On découvre aussi un JMJ humaniste défenseur des droits, dont ceux d’artistes étrangers. Un combat abordé dès 1981 avec ses concerts en Chine (exigeant un concert sur la place Tian an Men), qui s’est perpétué à l’ occasion de la tenue de ses méga-concerts. Défenseur aussi de l’environnement : la pochette d’Oxygène en témoigne, dès 1976. C’est aussi, en filigrane, le portrait sensible d’un ambassadeur passionné de causes mondiales que dévoile cette autobiographie. Et si tout cela semble nous éloigner de la musique, qui devrait être l’objet exclusif (?) d’une chronique, il faut se souvenir que la musique est souvent apte à « adoucir les mœurs » (tarte à la crème ? Pas si sûr) et à améliorer le monde. Vœu pieux, certes, mais qui, pour lui comme pour d’autres (Rostropovitch à Berlin en 1989, etc.) engrange malgré tout quelques victoires, de temps à autre. Ce parcours d’un artiste illustre cela d’une façon très humaine, pavé de blessures, de ses échecs, mais aussi de nombreux succès, à commencer par celui d’avoir entraîné d’autres artistes dans son sillage et mis les projecteurs sur eux. Au-delà des Jamaïcains de Calypso Renegades en 1990 et de bien d’autres, le dernier exemple est le grand projet multi-collaboratif Electronica (opus I et II) qui a permis à JMJ de parcourir le monde à la rencontre des artistes invités. Un troisième opus (une nouvelle bordée, avec de nouveaux noms à l’affiche) serait en route, évoqué par JMJ lui-même, on attend donc la suite.

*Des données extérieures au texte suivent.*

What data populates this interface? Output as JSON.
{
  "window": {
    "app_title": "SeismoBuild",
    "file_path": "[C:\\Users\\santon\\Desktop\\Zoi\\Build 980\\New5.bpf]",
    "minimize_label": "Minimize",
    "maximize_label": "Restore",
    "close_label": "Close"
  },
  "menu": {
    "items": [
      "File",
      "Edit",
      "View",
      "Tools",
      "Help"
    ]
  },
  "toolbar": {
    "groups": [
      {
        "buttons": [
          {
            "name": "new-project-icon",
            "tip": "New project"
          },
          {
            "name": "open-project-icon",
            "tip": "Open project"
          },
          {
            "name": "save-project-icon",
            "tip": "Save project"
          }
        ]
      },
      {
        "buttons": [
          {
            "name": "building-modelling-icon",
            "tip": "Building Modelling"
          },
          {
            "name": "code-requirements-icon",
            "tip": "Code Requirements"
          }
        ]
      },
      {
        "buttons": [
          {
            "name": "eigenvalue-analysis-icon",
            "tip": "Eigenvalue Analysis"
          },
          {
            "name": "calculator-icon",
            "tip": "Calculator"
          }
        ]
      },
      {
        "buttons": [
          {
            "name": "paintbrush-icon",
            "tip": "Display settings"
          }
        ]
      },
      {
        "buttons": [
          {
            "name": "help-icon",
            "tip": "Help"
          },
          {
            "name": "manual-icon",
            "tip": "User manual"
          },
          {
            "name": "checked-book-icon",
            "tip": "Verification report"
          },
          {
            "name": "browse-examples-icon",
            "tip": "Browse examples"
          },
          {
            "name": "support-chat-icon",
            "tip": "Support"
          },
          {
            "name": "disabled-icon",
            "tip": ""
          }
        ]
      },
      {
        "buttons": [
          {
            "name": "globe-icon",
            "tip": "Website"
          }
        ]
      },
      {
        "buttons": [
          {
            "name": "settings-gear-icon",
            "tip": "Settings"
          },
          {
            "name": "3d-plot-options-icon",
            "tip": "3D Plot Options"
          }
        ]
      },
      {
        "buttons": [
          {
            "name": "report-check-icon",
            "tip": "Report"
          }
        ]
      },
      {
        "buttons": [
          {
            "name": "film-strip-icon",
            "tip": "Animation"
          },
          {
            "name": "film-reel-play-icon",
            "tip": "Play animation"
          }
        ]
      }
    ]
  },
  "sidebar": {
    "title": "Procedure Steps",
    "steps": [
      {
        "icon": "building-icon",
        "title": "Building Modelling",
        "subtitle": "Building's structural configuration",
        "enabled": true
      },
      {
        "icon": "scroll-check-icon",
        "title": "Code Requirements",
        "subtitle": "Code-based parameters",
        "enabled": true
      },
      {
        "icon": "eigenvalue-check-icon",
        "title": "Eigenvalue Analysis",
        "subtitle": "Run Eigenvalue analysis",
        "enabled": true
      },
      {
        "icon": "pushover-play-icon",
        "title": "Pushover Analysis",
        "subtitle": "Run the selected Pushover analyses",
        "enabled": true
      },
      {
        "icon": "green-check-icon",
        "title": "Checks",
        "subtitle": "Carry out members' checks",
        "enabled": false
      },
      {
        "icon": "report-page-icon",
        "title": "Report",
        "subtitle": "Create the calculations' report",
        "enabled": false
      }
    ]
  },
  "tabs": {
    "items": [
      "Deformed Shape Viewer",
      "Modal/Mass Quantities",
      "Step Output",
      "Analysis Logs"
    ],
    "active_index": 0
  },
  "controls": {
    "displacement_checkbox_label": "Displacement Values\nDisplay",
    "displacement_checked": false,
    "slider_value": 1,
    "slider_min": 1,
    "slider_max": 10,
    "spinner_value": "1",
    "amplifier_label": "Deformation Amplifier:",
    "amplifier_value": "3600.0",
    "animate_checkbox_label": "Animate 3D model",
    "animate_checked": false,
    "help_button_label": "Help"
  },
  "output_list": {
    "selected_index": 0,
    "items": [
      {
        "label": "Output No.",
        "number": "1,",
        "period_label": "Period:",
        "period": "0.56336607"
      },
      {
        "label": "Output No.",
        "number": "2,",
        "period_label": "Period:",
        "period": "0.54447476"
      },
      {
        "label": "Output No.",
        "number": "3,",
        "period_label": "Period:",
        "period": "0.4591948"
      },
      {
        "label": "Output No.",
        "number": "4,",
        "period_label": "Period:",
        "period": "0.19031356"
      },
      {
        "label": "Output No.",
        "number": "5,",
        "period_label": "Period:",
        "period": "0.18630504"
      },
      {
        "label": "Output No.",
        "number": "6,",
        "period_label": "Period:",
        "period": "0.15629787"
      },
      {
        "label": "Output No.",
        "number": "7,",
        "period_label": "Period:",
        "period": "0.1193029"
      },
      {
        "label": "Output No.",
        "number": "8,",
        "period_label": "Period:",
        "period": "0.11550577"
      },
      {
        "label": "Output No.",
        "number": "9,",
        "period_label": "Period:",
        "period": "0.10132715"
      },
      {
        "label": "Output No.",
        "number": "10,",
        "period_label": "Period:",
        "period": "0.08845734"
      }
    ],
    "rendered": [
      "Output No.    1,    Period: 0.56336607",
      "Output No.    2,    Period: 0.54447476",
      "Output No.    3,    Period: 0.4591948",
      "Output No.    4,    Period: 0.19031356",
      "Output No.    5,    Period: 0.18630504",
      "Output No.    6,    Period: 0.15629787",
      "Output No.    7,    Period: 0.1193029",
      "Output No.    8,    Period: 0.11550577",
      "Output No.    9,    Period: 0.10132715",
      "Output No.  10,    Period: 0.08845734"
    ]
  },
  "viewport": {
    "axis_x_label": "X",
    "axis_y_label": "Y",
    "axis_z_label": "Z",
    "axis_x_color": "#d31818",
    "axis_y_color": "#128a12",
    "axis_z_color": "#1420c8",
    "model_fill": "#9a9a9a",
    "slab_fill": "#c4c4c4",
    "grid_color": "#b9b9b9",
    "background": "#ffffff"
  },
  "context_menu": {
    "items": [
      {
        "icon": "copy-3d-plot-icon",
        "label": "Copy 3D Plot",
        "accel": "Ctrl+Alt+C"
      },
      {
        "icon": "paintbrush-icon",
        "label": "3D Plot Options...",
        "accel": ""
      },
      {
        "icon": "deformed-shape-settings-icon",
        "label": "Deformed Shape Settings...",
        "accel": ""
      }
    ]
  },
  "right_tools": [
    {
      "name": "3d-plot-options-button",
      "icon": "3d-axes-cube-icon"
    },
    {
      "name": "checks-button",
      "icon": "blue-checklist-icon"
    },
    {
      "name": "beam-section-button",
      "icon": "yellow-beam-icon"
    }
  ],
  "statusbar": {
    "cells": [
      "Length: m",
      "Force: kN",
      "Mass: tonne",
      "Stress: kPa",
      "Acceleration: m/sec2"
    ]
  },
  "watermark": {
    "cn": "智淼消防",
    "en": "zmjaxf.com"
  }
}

La vie et la musique de Jean-Michel Jarre sont soutenus par nombre de sites « officiels », forums ou fan clubs, permettant d’accéder à des tonnes d’informations sur le musicien et ses albums, le hardware et le software, les anecdotes. Ce livre, qui vient de ressortir en poche, est autre chose : une autre porte ouverte, voulue et signée par le musicien lui-même, qui apportera un plus indéniable à la somme d’interviews et de témoignages de seconde main déjà disponibles sur Internet. Si ce Mélancolique Rodéo est indispensable pour tout fan du musicien, il est aussi le reflet d’une époque : la naissance, l’évolution et la vie de la musique électronique elle-même, observée à travers celles de l’un de ses plus grands acteurs et témoins.